Michèle Rivasi et les écologistes antinucléaires demandent avec opiniâtreté, depuis des dizaines d'années, la sortie du nucléaire pour ne pas avoir à gérer ses déchets particulièrement dangereux. "Lorsque la baignoire déborde, il faut d'abord couper le robinet ! Nous dénonçons aujourd'hui la vision court-termiste des politiques et des lobbys du nucléaire qui nous a amené dans la situation d'aujourd'hui" conclut pour sa part l'eurodéputée écologiste.

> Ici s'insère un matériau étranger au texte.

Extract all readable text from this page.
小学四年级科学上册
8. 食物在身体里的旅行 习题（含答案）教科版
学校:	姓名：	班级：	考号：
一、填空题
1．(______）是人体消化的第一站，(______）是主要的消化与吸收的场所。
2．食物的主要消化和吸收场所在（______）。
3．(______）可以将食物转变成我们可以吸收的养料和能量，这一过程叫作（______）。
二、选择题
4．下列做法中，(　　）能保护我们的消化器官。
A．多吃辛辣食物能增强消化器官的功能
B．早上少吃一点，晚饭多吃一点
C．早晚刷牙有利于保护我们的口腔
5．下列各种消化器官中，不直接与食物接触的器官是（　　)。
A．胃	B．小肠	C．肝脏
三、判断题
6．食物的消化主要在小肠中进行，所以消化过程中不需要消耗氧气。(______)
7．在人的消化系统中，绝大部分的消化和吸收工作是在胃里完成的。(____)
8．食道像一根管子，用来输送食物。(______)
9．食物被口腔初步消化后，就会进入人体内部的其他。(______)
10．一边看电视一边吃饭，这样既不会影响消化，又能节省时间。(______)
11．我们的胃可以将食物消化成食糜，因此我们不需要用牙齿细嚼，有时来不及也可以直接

Que l'on soit pour ou contre le nucléaire, tout le monde en conviendra : le principal problème de l'enfouissement des déchets nucléaires, c'est l'irréversibilité. Avec la question pendante : comment garantir la gestion des problèmes techniques, logistiques ou géologiques qui surviendront inévitablement, pour éviter des conséquences désastreuses sur les nappes phréatiques et la santé des populations avoisinantes, durant les centaines de milliers d'années où les déchets enfouis resteront radioactifs ?
►BURE EN CINQ DATES
1998 : Bure (Meuse) est retenu pour l'implantation d'un laboratoire souterrain. 2006 : la loi retient le stockage profond comme solution de référence pour les déchets à haute activité et à vie longue. 2019: date prévue pour la demande d'autorisation de création d'un Centre industriel de stockage géologique. 2026 ou 2027 : mise en service. Le site d'enfouissement sera exploité jusque vers 2150, avant son scellement définitif.